JOURNAL OF THE BREWING SOCIETY OF JAPAN Volume 105, Issue 11

Lactic acid bacteria in miki(a traditional beverage in Amami Island)

Miki(a traditional beverage in Amami Island) was prepared in a laboratory(Kagoshima University) using boiled rice and raw sweet potato. Simultaneously, miki was prepared in Amami Island and commercial miki made in Amami Island was purchased. Lactic acid bacteria (LAB) in them were identified using a 16S ribosomal DNA analysis. It was shown that LAB in laboratory made miki were Lactococcus lactis subsp. lactis(30/30). However, LAB in miki made in Amami Island were different from the laboratory one, Leuconostoc lactis (3/6), Leuconostoc citreum (2/6), and Lactococcus lactis subsp. lactis (1/6). LAB in the commercial drink was Leuconostoc citreum (5/6) and Leuconostoc mesenteroides (1/6). These results indicated that microflora of LAB differed according to the lot of raw sweet potato and circumstances, the details of which are future problems. Lactococcus lactis subsp. lactis is known as producer of bacteriocin (nisin), so the production of bacteriocin or possession of nisin gene was examined from the halo formation of the sensitive strain or PCR of genomic DNA. The results showed that Lactococcus lactis subsp. lactis in miki produces bacteriocin and they possess nisin–A gene. The succession of bacteria was examined using CaCO₃ plates, which showed that non–halo forming bacteria appeared at an early stage (before 3 days) but disappeared at a late stage (after at least 4 days after mashing) along with an increase in halo forming bacteria. We considered that these non–halo forming bacteria were aerobic bacteria which did not produce acid, and halo forming bacteria were LAB which produce acid. Using a starter of LAB, we were able to suppress the appearance of non–halo forming bacteria and make possible the stable production of miki.

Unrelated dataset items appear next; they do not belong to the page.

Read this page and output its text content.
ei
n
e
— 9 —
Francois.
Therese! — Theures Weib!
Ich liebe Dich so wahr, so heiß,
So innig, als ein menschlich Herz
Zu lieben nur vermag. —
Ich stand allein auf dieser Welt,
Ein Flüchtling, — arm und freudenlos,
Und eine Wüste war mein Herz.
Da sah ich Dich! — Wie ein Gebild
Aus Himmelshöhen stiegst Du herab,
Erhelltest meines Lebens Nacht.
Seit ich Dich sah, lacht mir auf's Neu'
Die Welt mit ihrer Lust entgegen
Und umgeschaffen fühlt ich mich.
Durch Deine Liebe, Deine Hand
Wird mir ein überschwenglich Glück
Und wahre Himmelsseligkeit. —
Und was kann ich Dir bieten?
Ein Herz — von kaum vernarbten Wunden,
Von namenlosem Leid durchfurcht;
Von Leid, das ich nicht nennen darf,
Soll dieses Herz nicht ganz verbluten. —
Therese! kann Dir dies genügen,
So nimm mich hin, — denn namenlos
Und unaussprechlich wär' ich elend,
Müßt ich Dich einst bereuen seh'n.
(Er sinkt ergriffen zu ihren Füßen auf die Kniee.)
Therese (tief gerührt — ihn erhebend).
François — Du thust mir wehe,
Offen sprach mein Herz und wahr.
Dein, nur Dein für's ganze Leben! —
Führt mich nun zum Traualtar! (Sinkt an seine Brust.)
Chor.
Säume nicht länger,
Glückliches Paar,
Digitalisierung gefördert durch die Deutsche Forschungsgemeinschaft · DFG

Properties of the novel products of miso developed using sesame flour

We prepared two novel products of miso using sesame flour. The first is sesame flour miso for which 20% of the rice–koji was replaced with sesame flour; the second is sesame flour–koji miso for which 20% of the rice–koji was replaced with sesame flour koji cultured with Asp. niger. The water content of the sesame flour miso was as high as that of rice–koji miso, and the nitrogen content of miso ranked in the order of the sesame flour miso, rice–koji miso, and sesame flour–koji miso. The sesame flour–koji miso was rich in amino acids; particularly, the glutamic acid and aspartic acid showed values double that of other miso. The pH of sesame flour–koji miso indicated the lowest value, and the values of acidity at I,II of the sesame flour–koji miso are about 1.7–1.8 times as high as for other miso. The content of total polyphenols of the sesame flour–koji miso indicated about 1.6 times the value of rice–koji miso. In addition, DPPH redical scavenging activities and SOD activities of the sesame flour–koji miso were high. During fermentation, the miso developed using sesame flour increased its antioxidation activity. Moreover, a high correlation was also observed between the content of the total polyphenols and the radical scavenging activity. Although the color of the sesame flour–koji miso was dark, the sesame flour–koji miso was not judged inferior in sensory evaluation points compared with rice–koji miso. These results suggest the possibility of applying the novel miso products developed using sesame flour.